Państwowa Inspekcja Pracy (PIP) szykuje się do rewolucji, która może gruntownie zmienić krajobraz polskiego rynku zatrudnienia. Rządowy projekt zakłada, że w 2026 roku Państwowa Inspekcja Pracy, we współpracy z Zakładem Ubezpieczeń Społecznych, przeprowadzi 200 tzw. kontroli celowanych. Kogo nowe przepisy mogą dotknąć najbardziej?
Nowe uprawnienie Państwowej Inspekcji Pracy. Pracodawców czekają liczne kontrole
Od 1 stycznia 2026 roku inspektorzy pracy mają zyskać nowe uprawnienie: możliwość samodzielnego przekształcania umów cywilnoprawnych w umowy o pracę, która jest natychmiast wykonalna, bez konieczności kierowania sprawy do sądu. W razie wątpliwości z odsieczą przybywa Zakład Ubezpieczeń Społecznych (ZUS). Zmiana jest postrzegana jako kluczowe narzędzie w walce z patologiami rynku pracy, a jej wdrożenie wiąże się z realizacją Krajowego Planu Odbudowy.

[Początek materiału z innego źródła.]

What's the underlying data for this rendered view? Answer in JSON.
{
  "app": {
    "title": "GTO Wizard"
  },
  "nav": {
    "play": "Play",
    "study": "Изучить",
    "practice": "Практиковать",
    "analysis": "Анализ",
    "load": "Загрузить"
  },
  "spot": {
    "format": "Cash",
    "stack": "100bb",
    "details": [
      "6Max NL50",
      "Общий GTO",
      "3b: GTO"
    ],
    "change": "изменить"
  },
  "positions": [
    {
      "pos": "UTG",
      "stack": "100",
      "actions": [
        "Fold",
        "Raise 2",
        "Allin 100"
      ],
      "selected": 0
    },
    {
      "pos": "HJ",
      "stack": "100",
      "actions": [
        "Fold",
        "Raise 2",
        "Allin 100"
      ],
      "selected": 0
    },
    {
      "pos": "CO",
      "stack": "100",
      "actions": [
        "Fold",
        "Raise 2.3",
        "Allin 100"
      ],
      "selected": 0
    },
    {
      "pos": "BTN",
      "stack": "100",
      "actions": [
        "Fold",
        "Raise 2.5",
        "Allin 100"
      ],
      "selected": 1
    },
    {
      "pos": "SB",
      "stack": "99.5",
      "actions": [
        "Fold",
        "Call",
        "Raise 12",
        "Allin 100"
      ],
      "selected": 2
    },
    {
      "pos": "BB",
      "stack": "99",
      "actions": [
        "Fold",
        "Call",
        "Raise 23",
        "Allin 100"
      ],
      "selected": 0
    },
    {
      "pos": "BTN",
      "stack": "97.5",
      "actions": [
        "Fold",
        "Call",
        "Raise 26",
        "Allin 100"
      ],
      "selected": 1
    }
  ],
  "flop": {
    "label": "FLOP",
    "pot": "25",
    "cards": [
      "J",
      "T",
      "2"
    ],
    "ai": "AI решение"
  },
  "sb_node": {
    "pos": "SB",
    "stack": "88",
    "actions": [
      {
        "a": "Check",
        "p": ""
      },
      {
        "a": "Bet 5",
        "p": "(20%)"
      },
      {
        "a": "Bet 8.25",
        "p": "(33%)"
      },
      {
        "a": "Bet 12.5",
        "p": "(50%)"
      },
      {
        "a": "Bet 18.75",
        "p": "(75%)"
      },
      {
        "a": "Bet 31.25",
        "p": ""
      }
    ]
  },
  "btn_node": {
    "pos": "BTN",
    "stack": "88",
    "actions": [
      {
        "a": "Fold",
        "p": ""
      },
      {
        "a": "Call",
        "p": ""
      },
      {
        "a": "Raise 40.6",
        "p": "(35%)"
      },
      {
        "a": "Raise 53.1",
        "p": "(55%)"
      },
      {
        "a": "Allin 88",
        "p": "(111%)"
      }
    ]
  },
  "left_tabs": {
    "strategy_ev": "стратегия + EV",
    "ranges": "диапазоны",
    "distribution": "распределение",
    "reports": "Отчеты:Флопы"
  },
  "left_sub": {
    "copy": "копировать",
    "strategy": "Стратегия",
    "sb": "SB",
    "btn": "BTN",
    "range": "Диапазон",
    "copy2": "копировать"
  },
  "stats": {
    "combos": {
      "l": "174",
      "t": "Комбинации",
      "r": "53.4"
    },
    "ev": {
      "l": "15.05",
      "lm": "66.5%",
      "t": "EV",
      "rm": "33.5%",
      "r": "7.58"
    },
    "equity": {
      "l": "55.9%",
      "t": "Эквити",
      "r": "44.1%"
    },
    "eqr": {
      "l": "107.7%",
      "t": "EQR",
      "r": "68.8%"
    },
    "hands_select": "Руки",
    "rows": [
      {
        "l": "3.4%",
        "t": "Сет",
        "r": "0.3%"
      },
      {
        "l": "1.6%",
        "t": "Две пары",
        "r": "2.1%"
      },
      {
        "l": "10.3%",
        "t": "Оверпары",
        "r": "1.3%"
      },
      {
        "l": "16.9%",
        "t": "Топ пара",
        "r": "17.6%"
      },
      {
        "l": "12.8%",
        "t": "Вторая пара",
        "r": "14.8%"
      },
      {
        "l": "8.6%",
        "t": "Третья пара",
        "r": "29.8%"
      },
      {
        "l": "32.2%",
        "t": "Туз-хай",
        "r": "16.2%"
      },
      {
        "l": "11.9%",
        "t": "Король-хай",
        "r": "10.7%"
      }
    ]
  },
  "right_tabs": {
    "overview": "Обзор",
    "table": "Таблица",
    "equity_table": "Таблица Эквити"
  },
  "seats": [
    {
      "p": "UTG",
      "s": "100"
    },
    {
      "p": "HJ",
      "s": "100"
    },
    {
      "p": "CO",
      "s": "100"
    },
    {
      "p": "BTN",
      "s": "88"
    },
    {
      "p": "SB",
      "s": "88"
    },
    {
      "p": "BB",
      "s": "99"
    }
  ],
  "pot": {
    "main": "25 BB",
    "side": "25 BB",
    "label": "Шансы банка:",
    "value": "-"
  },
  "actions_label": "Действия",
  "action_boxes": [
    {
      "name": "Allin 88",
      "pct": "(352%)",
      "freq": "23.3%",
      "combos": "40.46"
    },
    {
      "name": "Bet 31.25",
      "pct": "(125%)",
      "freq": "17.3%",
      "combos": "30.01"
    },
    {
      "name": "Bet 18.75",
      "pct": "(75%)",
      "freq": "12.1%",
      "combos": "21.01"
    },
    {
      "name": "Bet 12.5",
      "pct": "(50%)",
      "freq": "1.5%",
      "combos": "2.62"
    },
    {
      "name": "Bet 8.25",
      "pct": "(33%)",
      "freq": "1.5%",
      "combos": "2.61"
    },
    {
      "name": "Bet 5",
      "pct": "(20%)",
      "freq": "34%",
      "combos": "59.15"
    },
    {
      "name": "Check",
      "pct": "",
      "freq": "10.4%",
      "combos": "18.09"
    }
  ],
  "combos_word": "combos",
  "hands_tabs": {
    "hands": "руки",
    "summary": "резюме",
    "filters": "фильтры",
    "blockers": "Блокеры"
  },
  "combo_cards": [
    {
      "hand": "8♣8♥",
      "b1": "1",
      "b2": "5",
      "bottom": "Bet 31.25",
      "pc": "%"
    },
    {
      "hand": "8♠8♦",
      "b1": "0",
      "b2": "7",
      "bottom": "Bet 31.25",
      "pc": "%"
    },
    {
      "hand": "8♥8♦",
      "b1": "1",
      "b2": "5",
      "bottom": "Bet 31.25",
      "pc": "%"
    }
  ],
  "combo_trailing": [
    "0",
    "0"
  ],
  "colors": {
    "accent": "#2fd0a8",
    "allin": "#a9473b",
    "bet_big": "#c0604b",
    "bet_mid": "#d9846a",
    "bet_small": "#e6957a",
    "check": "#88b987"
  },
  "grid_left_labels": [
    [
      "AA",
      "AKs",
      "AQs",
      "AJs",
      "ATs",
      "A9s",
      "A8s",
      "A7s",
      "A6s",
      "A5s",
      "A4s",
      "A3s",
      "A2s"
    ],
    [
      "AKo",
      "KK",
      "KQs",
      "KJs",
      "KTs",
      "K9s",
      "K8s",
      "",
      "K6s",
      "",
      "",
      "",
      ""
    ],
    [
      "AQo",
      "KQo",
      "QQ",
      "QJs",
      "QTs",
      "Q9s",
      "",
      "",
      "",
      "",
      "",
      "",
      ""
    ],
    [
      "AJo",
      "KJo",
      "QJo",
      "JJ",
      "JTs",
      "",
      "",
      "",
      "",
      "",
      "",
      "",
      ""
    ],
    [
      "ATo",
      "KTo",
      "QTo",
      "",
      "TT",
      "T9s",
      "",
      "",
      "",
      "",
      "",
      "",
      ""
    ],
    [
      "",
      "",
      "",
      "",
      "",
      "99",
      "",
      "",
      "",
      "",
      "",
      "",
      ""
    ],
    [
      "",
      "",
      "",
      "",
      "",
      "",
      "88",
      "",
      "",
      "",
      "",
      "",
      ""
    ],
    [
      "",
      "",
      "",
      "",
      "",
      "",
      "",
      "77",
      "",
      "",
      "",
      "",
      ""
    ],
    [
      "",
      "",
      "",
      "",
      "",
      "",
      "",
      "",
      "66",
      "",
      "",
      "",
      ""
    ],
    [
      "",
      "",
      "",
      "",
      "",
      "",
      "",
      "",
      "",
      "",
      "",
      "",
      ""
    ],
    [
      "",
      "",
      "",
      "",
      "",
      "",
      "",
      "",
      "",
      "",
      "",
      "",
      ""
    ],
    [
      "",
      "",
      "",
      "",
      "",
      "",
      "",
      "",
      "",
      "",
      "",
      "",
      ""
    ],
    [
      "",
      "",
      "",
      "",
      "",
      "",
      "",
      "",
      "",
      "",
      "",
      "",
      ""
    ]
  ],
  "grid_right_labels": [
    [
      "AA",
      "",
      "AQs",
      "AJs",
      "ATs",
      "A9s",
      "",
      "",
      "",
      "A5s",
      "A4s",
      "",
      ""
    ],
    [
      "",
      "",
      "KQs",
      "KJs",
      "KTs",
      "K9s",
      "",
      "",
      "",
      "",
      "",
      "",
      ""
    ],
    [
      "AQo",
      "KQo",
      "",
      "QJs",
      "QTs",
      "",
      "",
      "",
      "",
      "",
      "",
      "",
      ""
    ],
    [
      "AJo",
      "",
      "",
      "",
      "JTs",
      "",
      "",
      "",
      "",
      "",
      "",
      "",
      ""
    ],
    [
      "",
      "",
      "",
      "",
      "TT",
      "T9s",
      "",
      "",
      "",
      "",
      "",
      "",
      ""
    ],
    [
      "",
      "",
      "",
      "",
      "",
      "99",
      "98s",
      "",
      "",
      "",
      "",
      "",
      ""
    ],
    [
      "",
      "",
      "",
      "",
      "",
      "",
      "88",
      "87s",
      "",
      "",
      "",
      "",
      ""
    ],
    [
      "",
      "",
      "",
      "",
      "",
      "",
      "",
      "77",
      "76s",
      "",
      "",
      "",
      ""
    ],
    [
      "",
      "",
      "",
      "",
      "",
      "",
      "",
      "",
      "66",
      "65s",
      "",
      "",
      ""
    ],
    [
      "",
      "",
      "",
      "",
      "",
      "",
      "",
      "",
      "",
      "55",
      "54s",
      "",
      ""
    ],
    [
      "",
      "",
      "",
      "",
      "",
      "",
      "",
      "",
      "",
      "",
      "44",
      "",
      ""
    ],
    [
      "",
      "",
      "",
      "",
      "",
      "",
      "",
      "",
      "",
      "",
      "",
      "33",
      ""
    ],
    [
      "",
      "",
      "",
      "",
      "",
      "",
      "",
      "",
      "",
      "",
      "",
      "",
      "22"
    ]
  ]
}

Przyznanie takich uprawień Państwowej Inspekcji Pracy to fundamentalna zmiana w polskim prawie pracy, która ma wejść w życie 1 stycznia 2026 roku. Według najnowszego wydania „Dziennika Gazety Prawnej” od przyszłego roku PIP przeprowadzi 200 kontroli celowanych, które mają dotyczyć wyłącznie weryfikacji przestrzegania zakazu zatrudniania pracowników na umowach cywilnoprawnych w warunkach, które faktycznie wskazują na stosunek pracy. Na celowniku znajdą się przede wszystkim największe firmy, co budzi poważne obawy w środowisku przedsiębiorców i zapowiada spore zamieszanie.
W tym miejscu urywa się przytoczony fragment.